Brazil ports starved of investment, buried in red tape-group
Brazil's ports are among the slowest and most costly in the world due poor infrastructure, high taxes, excessive red-tape and deficient road and rail access, the country's private transport sector said in a report, Reuters reports.
Lack of investment has resulted in inefficient ports where it costs $200 on average to load or unload a single container, compared to $110 in European ports such as Rotterdam, Hamburg and Antwerp, or $75 in Asian ports, the report issued on Wednesday by the National Transport Confederation (CNT) said.
Poor dredging, narrow channels and small docks hinder entry of mega carriers that transport up to 18,000 containers, twice the capacity of the largest ship that can enter a Brazilian port, said the report, which was based on a survey of shipping agents.
The report came out just days after President Dilma Rousseff announced a $26 billion plan to modernize Brazil's clogged ports whose high costs and notorious delays are eroding its competitive edge as a major commodities exporter.
The plan is part of Rousseff's drive to upgrade Brazil's creaking infrastructure to reduce costs to raise productivity and restore solid growth to a once-booming economy.
"After 20 years of neglect, this investment is welcome and shows that the government is concerned about the situation of the ports," said CNT vice president Meton Soares.
But Soares doubted that the government could meet its target to invest $31 billion over the next three years, which is ten times the investment in public ports over the last decade.
The investment comes too late to ease looming congestion early next year when a record s oy harvest, that is expected to push Brazil ahead of the United States as the world's No. 1 soy producer, starts to reach crammed ports and worsen delays.
The government is planning to route more soy to ports in northern Brazil to reduce the pressure on Paranagua, Latin America's biggest grains port, and has expanded facilities at some northern ports such as Itaqui, in Maranhao state.
"Let's see if this helps cover the expanded harvest, which is going to be gigantic. We are worried," said Andre Zanin, executive director of the National Shipping Agents Federation.

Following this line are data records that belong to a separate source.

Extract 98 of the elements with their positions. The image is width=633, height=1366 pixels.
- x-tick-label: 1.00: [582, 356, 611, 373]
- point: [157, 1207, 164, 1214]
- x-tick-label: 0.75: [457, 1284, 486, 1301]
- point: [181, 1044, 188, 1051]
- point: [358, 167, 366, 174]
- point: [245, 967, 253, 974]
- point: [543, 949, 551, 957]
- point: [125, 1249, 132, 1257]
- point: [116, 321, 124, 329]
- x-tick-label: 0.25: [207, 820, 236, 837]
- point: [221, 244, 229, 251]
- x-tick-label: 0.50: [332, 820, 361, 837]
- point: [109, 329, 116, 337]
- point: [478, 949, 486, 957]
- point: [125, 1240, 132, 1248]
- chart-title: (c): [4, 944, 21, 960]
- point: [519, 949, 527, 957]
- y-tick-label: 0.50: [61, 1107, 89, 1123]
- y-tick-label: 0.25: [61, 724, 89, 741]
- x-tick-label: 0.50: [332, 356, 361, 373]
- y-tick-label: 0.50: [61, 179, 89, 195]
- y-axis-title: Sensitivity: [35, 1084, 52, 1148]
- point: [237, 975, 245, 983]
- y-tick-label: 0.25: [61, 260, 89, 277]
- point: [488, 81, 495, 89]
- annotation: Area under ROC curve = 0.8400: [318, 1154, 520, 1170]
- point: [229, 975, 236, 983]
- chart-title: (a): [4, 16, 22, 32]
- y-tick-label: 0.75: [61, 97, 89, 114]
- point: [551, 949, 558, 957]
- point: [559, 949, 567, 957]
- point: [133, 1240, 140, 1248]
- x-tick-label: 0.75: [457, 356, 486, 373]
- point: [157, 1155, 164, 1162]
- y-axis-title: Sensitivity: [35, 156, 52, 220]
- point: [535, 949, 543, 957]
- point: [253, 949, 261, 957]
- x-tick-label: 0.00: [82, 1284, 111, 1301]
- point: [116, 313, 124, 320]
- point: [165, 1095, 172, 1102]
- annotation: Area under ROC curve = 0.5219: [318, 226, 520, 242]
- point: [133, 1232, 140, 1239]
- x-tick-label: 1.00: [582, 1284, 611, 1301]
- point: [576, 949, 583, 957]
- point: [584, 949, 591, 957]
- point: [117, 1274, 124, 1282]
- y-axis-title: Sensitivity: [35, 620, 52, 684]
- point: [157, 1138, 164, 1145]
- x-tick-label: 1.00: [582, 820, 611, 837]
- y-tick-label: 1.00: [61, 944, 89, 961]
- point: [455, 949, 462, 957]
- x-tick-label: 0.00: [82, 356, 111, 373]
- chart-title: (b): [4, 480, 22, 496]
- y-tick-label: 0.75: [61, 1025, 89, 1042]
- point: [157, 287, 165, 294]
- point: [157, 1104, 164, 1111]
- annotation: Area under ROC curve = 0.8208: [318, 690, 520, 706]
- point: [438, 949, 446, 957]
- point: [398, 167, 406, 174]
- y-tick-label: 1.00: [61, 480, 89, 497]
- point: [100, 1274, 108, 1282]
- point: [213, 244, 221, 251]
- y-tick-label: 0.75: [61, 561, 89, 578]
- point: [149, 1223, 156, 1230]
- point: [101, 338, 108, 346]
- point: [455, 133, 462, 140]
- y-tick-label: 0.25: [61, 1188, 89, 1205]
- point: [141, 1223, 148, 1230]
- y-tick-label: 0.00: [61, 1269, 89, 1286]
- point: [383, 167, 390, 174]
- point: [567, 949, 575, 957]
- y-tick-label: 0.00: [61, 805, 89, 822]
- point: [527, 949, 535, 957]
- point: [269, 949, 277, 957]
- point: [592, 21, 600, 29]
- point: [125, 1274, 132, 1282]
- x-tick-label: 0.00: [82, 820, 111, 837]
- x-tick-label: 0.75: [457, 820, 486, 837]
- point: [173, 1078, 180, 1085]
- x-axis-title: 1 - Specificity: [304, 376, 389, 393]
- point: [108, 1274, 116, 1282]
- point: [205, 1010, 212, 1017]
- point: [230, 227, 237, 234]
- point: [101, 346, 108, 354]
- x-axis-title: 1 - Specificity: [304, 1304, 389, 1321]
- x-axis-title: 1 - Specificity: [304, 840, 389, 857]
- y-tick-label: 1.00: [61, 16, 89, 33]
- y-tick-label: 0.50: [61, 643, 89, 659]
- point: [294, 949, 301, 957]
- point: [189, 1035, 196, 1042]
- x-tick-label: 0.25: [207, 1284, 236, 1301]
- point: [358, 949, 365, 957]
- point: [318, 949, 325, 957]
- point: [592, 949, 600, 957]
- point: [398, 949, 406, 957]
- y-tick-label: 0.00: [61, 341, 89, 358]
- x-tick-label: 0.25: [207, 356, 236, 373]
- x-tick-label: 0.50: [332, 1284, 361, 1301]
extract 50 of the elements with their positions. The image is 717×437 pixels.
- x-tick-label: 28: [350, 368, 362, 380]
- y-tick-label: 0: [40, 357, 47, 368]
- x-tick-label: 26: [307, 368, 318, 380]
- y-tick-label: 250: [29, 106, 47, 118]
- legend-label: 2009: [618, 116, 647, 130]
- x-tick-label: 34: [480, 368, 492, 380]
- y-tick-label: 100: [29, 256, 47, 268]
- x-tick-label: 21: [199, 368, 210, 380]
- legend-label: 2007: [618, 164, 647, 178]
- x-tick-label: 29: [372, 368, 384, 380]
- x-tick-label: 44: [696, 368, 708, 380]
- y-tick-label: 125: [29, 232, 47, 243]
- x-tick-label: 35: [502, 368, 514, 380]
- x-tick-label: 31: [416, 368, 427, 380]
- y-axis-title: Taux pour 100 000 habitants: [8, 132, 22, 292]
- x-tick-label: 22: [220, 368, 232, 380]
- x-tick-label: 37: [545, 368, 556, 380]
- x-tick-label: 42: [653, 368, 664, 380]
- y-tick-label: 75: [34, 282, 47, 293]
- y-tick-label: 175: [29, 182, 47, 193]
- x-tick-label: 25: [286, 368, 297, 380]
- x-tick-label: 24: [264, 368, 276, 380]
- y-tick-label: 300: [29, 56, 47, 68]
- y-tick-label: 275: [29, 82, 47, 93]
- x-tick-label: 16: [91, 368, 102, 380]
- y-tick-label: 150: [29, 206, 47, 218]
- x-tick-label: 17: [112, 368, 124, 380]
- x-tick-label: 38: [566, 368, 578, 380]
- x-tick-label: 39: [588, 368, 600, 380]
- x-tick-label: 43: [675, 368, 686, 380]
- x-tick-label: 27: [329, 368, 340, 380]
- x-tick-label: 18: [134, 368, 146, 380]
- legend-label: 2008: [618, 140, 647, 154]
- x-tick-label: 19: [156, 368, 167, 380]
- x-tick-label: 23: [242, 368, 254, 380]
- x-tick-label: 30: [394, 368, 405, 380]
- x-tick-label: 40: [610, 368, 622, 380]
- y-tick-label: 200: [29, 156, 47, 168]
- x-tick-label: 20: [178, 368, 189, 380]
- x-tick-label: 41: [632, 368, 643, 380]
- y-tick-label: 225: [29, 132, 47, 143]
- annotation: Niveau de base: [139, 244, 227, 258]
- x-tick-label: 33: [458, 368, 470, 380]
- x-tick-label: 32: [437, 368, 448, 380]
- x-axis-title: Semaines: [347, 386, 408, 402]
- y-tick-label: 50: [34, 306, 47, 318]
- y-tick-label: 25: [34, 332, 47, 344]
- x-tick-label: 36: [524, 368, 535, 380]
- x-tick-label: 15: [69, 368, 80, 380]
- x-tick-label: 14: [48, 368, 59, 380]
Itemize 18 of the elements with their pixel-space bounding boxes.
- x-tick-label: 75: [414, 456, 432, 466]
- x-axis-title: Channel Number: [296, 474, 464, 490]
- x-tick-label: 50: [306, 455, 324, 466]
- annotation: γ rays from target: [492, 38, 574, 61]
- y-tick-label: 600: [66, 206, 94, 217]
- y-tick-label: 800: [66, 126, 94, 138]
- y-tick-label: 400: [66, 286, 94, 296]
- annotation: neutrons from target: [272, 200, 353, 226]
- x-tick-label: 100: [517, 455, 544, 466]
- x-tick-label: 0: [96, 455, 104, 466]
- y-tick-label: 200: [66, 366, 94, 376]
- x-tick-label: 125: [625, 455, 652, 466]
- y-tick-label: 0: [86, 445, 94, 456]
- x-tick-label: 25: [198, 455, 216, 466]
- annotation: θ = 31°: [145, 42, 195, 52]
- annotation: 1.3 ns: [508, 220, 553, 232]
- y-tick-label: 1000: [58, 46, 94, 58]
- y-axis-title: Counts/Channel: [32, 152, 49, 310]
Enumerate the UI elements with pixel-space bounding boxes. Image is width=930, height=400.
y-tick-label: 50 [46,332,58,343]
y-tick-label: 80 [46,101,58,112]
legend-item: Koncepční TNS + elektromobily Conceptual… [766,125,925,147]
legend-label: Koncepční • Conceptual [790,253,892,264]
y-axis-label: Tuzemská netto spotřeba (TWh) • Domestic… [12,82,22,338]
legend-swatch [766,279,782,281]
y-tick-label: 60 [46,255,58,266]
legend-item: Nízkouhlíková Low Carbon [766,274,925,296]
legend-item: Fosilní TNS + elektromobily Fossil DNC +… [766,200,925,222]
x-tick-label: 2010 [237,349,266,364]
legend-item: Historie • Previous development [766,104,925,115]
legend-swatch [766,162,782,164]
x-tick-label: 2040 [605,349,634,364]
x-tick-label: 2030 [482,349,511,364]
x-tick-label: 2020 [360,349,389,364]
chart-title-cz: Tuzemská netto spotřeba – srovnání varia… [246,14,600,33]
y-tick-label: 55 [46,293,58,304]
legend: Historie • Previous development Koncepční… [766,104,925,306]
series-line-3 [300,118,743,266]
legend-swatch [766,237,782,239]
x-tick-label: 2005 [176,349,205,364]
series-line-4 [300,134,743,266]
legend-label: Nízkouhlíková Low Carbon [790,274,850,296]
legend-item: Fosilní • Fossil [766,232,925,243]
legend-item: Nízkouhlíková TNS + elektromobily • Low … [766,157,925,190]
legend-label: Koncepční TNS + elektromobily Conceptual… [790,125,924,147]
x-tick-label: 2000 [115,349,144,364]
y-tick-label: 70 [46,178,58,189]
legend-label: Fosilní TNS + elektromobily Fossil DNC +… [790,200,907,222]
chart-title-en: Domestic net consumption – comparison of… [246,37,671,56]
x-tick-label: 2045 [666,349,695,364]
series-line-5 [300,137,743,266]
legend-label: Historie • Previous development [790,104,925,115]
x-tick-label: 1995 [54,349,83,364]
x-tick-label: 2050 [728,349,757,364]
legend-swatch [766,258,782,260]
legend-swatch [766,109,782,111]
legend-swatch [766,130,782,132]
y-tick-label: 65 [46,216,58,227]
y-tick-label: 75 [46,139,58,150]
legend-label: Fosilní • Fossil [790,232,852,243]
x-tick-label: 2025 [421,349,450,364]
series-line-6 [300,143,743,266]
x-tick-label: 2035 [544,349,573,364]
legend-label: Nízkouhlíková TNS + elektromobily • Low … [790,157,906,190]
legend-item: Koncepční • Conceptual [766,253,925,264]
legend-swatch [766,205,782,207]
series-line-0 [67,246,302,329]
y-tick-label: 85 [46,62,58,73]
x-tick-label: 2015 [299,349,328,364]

Grains sector representatives and even agriculture officials say it is too late to avoid the chaos expected when the record soy harvest funnels through the ports still trying to pump out the last of a bumper 2012 corn crop.
"For the next harvest we think there will be an increase in the volume produced but we will still have the same transport choices. There won't be any change by then," said Aprosoja's executive coordinator, Edeon Vaz Ferreira.
The CNT report cited a survey by the World Economic Forum that ranked Brazil 108th among 112 countries in terms of the quality of its port infrastructure, below less developed nations such as Mozambique, Guyana and Nicaragua.
Bureaucracy remains a persistent problem that compounds the delays at Brazilian ports, where six different federal agencies require paperwork on every shipment, the agents complained.
A paperless system introduced last year to reduce red tape and speed up port procedures only made matters worse. Zanin, who helped design the new system, said it added four hours more of paperwork because authorities continue to demand stamped and notarized documents instead of moving into the digital age.